Le grand jeu (1934)
8/10
Highly Influential French Poetic Realism Film by Jacques Feyder
13 March 2023
Considered one of Alfred Hitchcock's best films, 1958 "Vertigo," concerns a private eye who falls in love with his client's wife, only to see her doppelgänger appear in a city street after he had witnessed her jump to her death from a tower. The framework of Hitchcock's plot, although reportedly taken from a different source, contained strong elements from Jacques Feyder's May 1934 "Le Grand Jeu."

Feyder had just returned from a unsatisfying stint at Hollywood's MGM, where he had directed Greta Garbo's final silent film, 1929's "The Kiss." Before leaving, he felt Garbo would be perfect in 1932's 'As You Desire Me,' a similar storyline as his later "Le Grand Jeu," a title which means the reading of cards, or telling the entire story. Feyder felt the actress' double should have a different voice than her primary character. He never got a chance to direct the movie, but the idea stuck with him when he returned to France. Feyder and scriptwriter Charles Spaak composed the story of a Paris businessman, Pierre Martel (Pierre Richard-Willm), who is forced to leave the country after running up exorbitant debts through his expensive lifestyle. His financial backers pay his bills only if he agrees to leave France. He split from his girlfriend Florence (Marie Bell) and joined the French Foreign Legion, where he meets her look-alike, Irma (Bell), with the exception of having darker hair. Things get wild when Pierre finds out he's inherited a large fortune. So struck by the impact of "Le Grand Jeu," film reviewer Joseph Ewens wrote, "It's rare to find a film that is thought provoking without being challenging and comfortable without being banal. It's a delightful story of emotional cascades that considers the way we relate to other people."

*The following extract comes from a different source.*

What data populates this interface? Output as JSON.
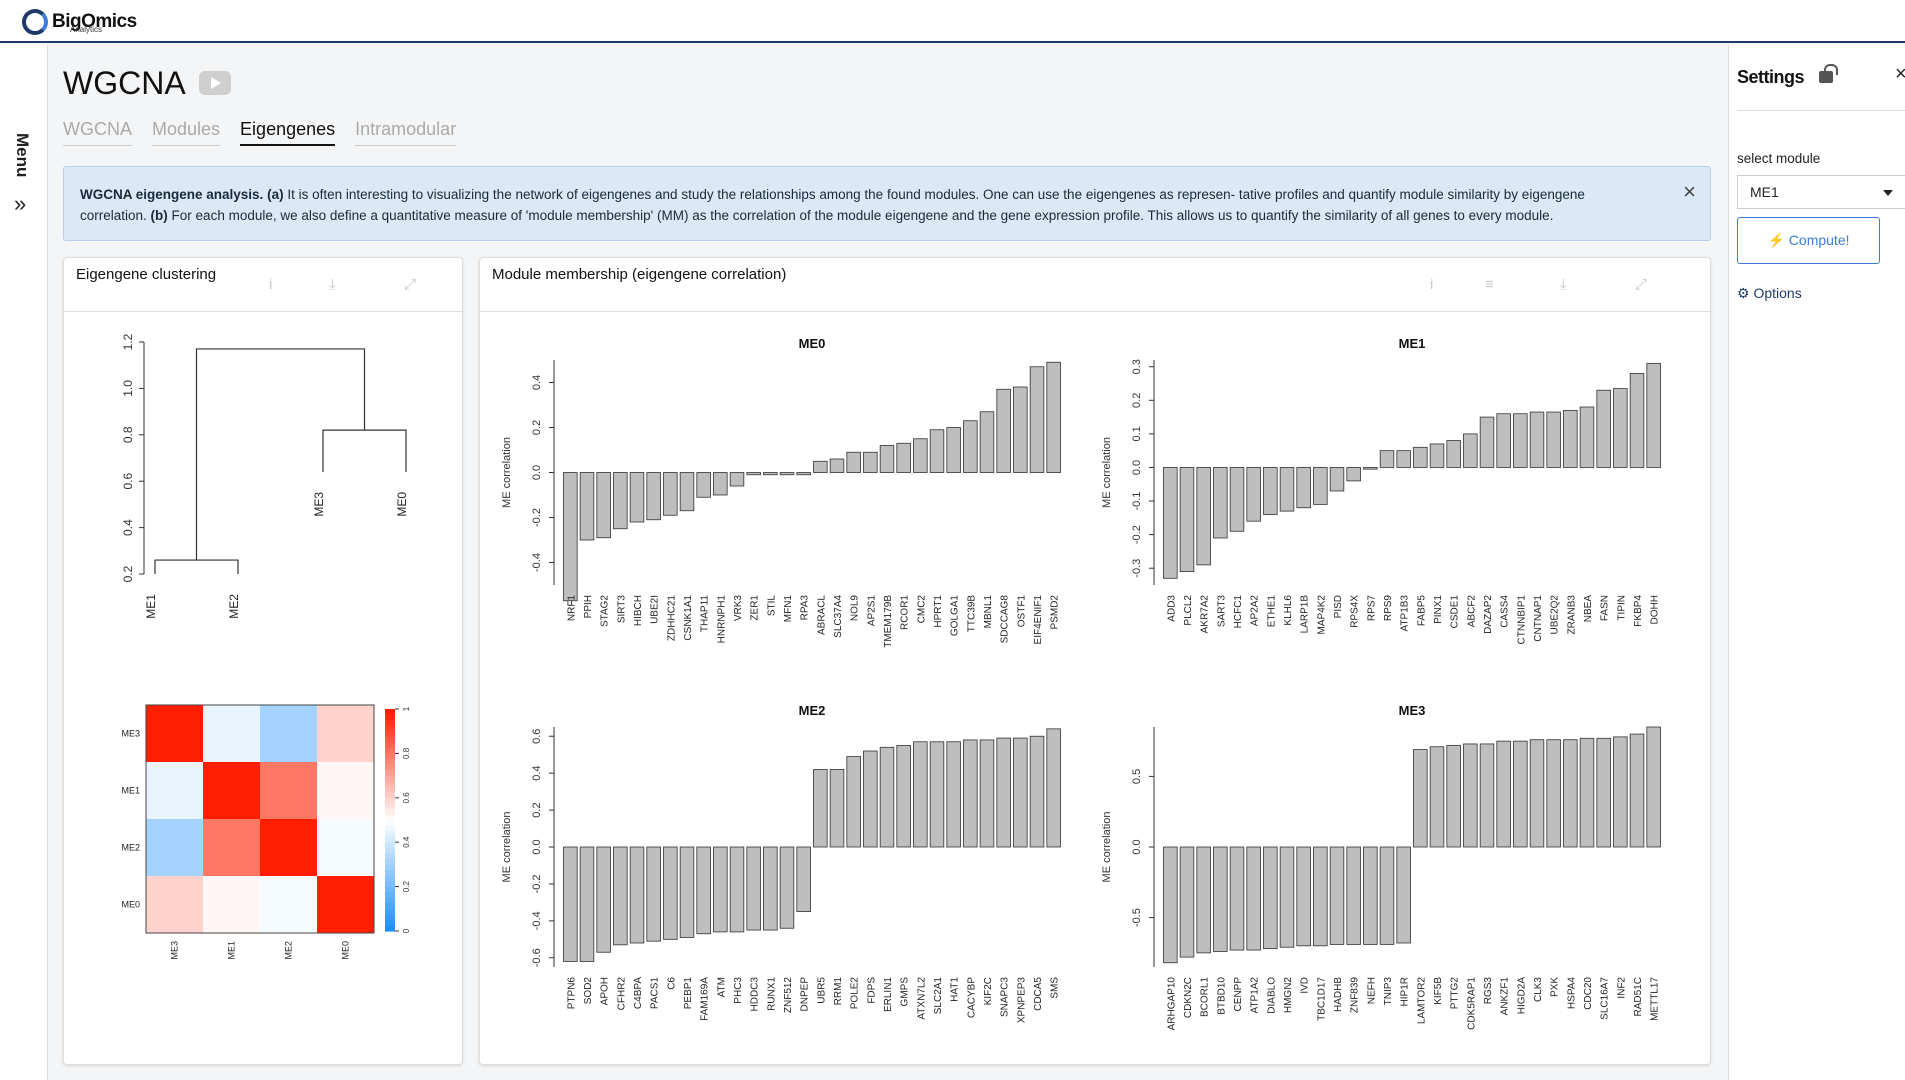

Feyder dubbed Marie Bell's voice as Irma by off-screen actress, Claude Marcy. She also voiced all the Garbo films for French distribution. "Le Grand Jeu" contains elements of 'poetic realism,' the 1930's French film movement that focused on the characters rather than on the settings. Jean Vigo's 1933 "Zero de Conduite," is a prime example where the movie characters' fatalistic views were front and center. "Le Grand Jeu's" 'poetic realism' is represented in Blanche, the hotel manager's wife where Pierre is staying. Her reading of the cards unfolds his past life and his predictive future. Later French classics, such as Julien Duvivier's 1937 "Pepe le Moko," whose protagonist closely resembles Pierre's situation, Jean Renoir's 1939 "La Grande Illusion," and most of Marcel Carne's films, all derive from the country's popular movement, 'poetic realism.'

"Le Grand Jeu" was part of a number of continental movies that played a huge influence on the Italian Neorealism and the French New Wave films of the 1940s and 1950s. In their book on the History of the Film, authors Maurice Bardèche and Robert Brasillach claim "Le Grand Jeu" is "one of the few films made based on a new idea, since the invention of talkies."